Black Friday beginning of Lent for Ass Holes

Dwain Northey (Gen X)

The Season of Mandatory Niceness (Also Known as Black Friday Through Christmas)

Thanksgiving is officially done. The leftovers are crammed into the fridge like guilty secrets, and the last of the pumpkin pie has been scraped up by someone who swore they were “done eating” two hours earlier. Which means only one thing: Black Friday is upon us—the sacred national ritual where millions of people who were just giving thanks for what they already have stampede into retail stores to violently acquire things they absolutely do not need.

Black Friday used to be the Super Bowl for retailers. It was their shining moment—their day of joy, their profit-fueled Christmas morning. But now? Now it’s a grim parade of exhausted workers, unhinged bargain hunters, and corporate emails screaming “EXTENDED! FINAL! LAST CHANCE! BUY NOW YOU UNGRATEFUL WRETCH!” until mid-December. It’s like the holiday season looked at consumerism and said, “Yes, but make it feral.”

And here we are entering what I affectionately call Lent for Assholes—that magical four-week period where everyone pretends to be a decent human being, mainly because society tells them they’re supposed to. Suddenly the folks who spend the other eleven months cutting people off in traffic and berating baristas for incorrect foam texture are out here holding doors, adopting smiles that crack like dry paint, and tossing spare change into charity buckets so loudly you’d think they were ringing a dinner bell.

Then there’s the Bible-toting crowd—the ones who proudly carry a copy of scripture as pristine and untouched as the day they lifted it from Grandma’s end table. They would never dream of opening it (too many words, not enough memes), but by golly, they will weaponize its moral authority for exactly four weeks. ’Tis the season, after all, to be kind. Or at least to look like it. Or at least to look like you think other people think you’re trying.

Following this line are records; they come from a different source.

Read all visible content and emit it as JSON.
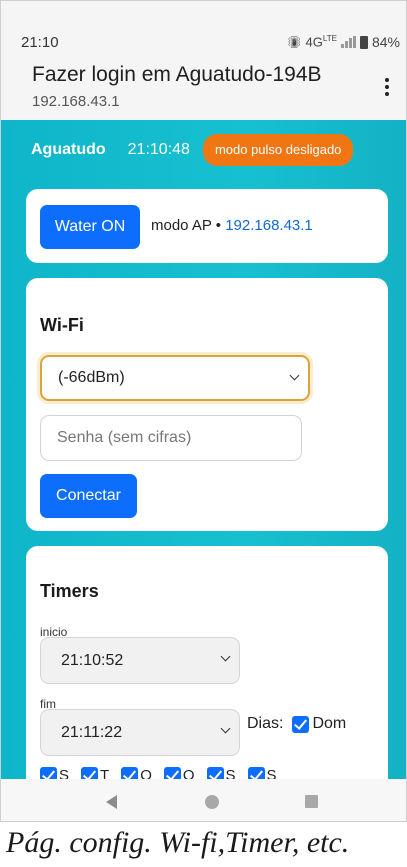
{
  "status_bar": {
    "time": "21:10",
    "network": "4G",
    "network_sup": "LTE",
    "battery": "84%"
  },
  "title_bar": {
    "title": "Fazer login em Aguatudo-194B",
    "subtitle": "192.168.43.1"
  },
  "header": {
    "brand": "Aguatudo",
    "time": "21:10:48",
    "badge": "modo pulso desligado",
    "badge_color": "#f07614"
  },
  "ap_card": {
    "water_button": "Water ON",
    "mode_text": "modo AP • ",
    "ip": "192.168.43.1"
  },
  "wifi": {
    "title": "Wi-Fi",
    "selected_network": "(-66dBm)",
    "password_placeholder": "Senha (sem cifras)",
    "connect_button": "Conectar"
  },
  "timers": {
    "title": "Timers",
    "start_label": "inicio",
    "start_value": "21:10:52",
    "end_label": "fim",
    "end_value": "21:11:22",
    "days_label": "Dias:",
    "first_day": "Dom",
    "days_row": [
      "S",
      "T",
      "Q",
      "Q",
      "S",
      "S"
    ]
  },
  "caption": "Pág. config. Wi-fi,Timer, etc.",
  "colors": {
    "accent": "#0d6efd",
    "background": "#13b8cb",
    "focus_border": "#d9a53a"
  }
}
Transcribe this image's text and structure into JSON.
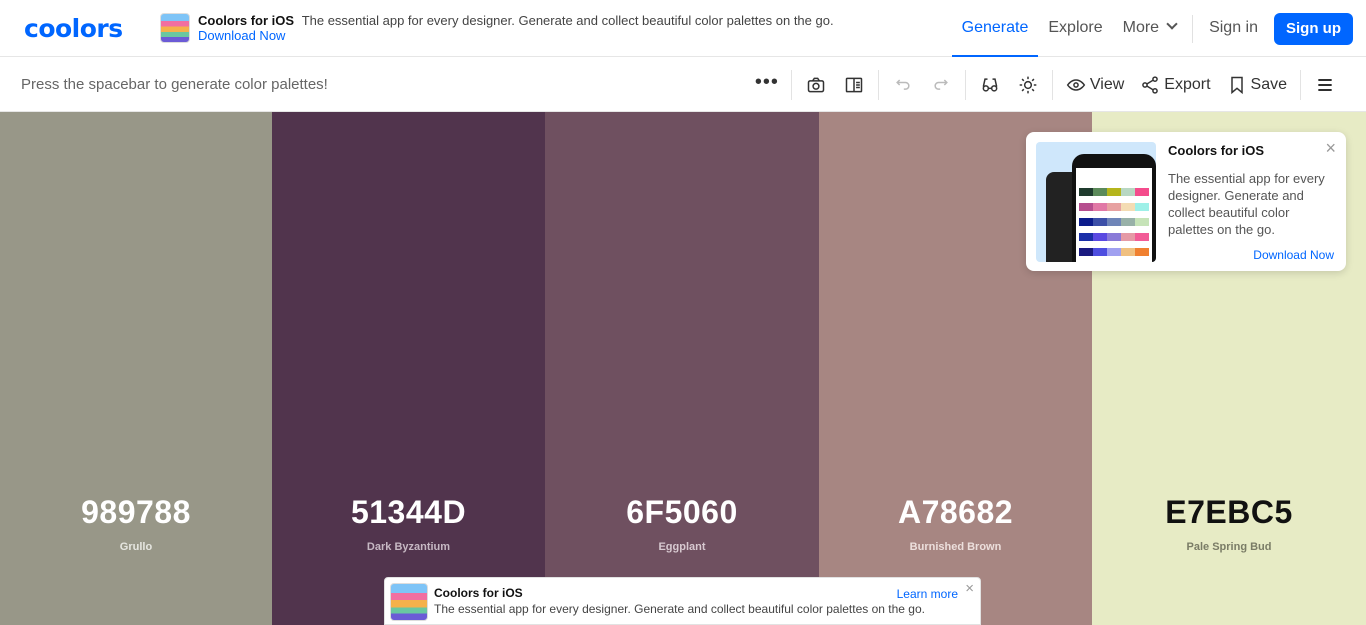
{
  "brand": {
    "logo": "coolors",
    "accent": "#0066ff"
  },
  "promo": {
    "title": "Coolors for iOS",
    "description": "The essential app for every designer. Generate and collect beautiful color palettes on the go.",
    "link": "Download Now"
  },
  "nav": {
    "generate": "Generate",
    "explore": "Explore",
    "more": "More",
    "signin": "Sign in",
    "signup": "Sign up"
  },
  "toolbar": {
    "hint": "Press the spacebar to generate color palettes!",
    "view": "View",
    "export": "Export",
    "save": "Save",
    "icons": [
      "more-dots-icon",
      "camera-icon",
      "layout-icon",
      "undo-icon",
      "redo-icon",
      "glasses-icon",
      "sun-icon",
      "eye-icon",
      "share-icon",
      "bookmark-icon",
      "hamburger-menu-icon"
    ]
  },
  "palette": [
    {
      "hex": "989788",
      "name": "Grullo",
      "bg": "#989788",
      "text": "#ffffff",
      "sub": "#e6e6e0"
    },
    {
      "hex": "51344D",
      "name": "Dark Byzantium",
      "bg": "#51344d",
      "text": "#ffffff",
      "sub": "#c6b8c3"
    },
    {
      "hex": "6F5060",
      "name": "Eggplant",
      "bg": "#6f5060",
      "text": "#ffffff",
      "sub": "#d7c9d0"
    },
    {
      "hex": "A78682",
      "name": "Burnished Brown",
      "bg": "#a78682",
      "text": "#ffffff",
      "sub": "#ecdfdc"
    },
    {
      "hex": "E7EBC5",
      "name": "Pale Spring Bud",
      "bg": "#e7ebc5",
      "text": "#111111",
      "sub": "#7a7c66"
    }
  ],
  "card": {
    "title": "Coolors for iOS",
    "description": "The essential app for every designer. Generate and collect beautiful color palettes on the go.",
    "link": "Download Now",
    "close": "×"
  },
  "banner": {
    "title": "Coolors for iOS",
    "description": "The essential app for every designer. Generate and collect beautiful color palettes on the go.",
    "link": "Learn more",
    "close": "×"
  }
}
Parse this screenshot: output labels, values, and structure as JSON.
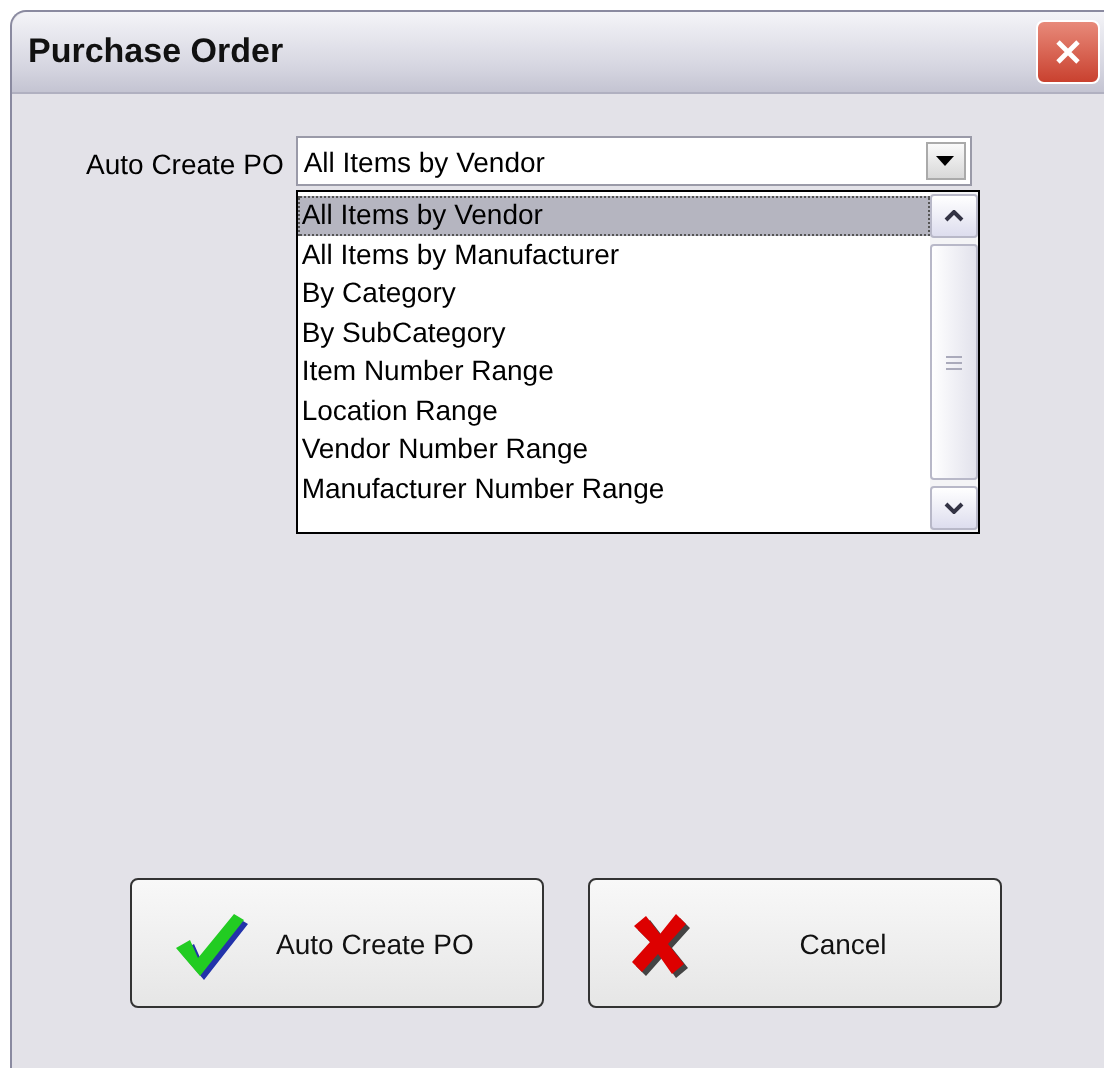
{
  "window": {
    "title": "Purchase Order"
  },
  "auto_create": {
    "label": "Auto Create PO",
    "value": "All Items by Vendor",
    "expanded": true,
    "options": [
      {
        "label": "All Items by Vendor",
        "selected": true
      },
      {
        "label": "All Items by Manufacturer",
        "selected": false
      },
      {
        "label": "By Category",
        "selected": false
      },
      {
        "label": "By SubCategory",
        "selected": false
      },
      {
        "label": "Item Number Range",
        "selected": false
      },
      {
        "label": "Location Range",
        "selected": false
      },
      {
        "label": "Vendor Number Range",
        "selected": false
      },
      {
        "label": "Manufacturer Number Range",
        "selected": false
      }
    ]
  },
  "buttons": [
    {
      "label": "Auto Create PO",
      "kind": "ok"
    },
    {
      "label": "Cancel",
      "kind": "cancel"
    }
  ]
}
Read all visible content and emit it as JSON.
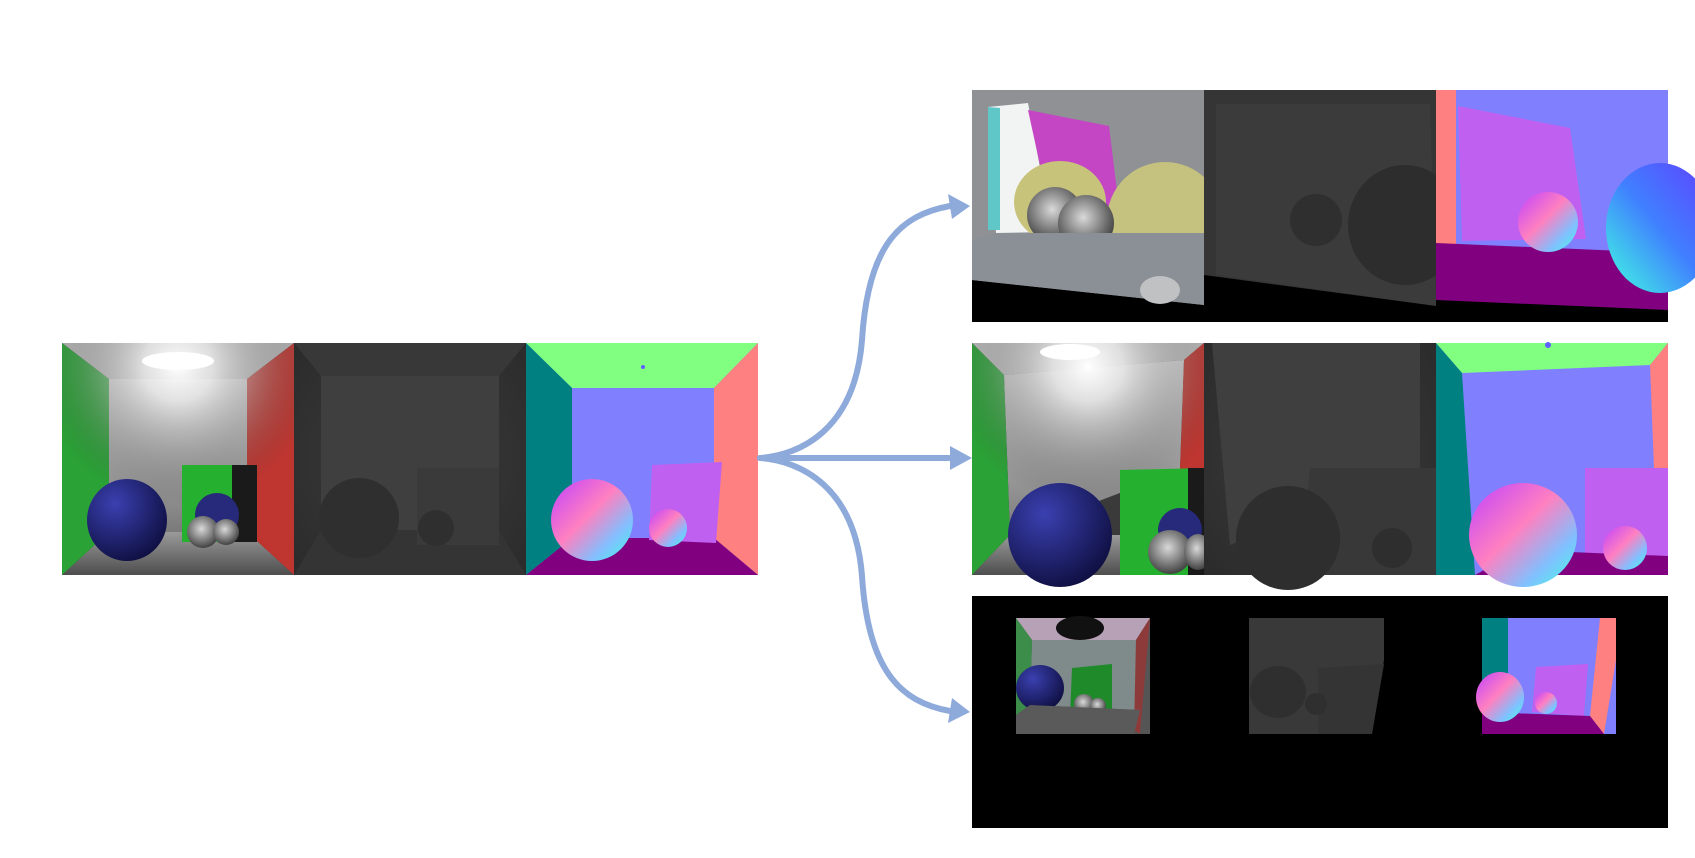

For one month, the world collectively agrees to stop being a dick. Not permanently—let’s not get wild. Just long enough to grab some peppermint lattes, post a few self-congratulatory “blessed” photos, and pretend that all the performative niceties somehow counterbalance the dumpster fire of the entire preceding year.

And then—miraculously, predictably—come December 26th, the spell breaks. The halo slides off. The same people who were “so grateful and full of love” go back to honking at pedestrians like they’re playing Whac-A-Mole with their car.

So yes, Thanksgiving is over. Black Friday is here. And welcome, one and all, to the holiest time of the year: Lent for Assholes, where kindness is compulsory, generosity is seasonal, and humanity manages—however briefly—to rise a few inches above its default setting of “mildly feral.”

Enjoy it while it lasts. The timer’s already ticking.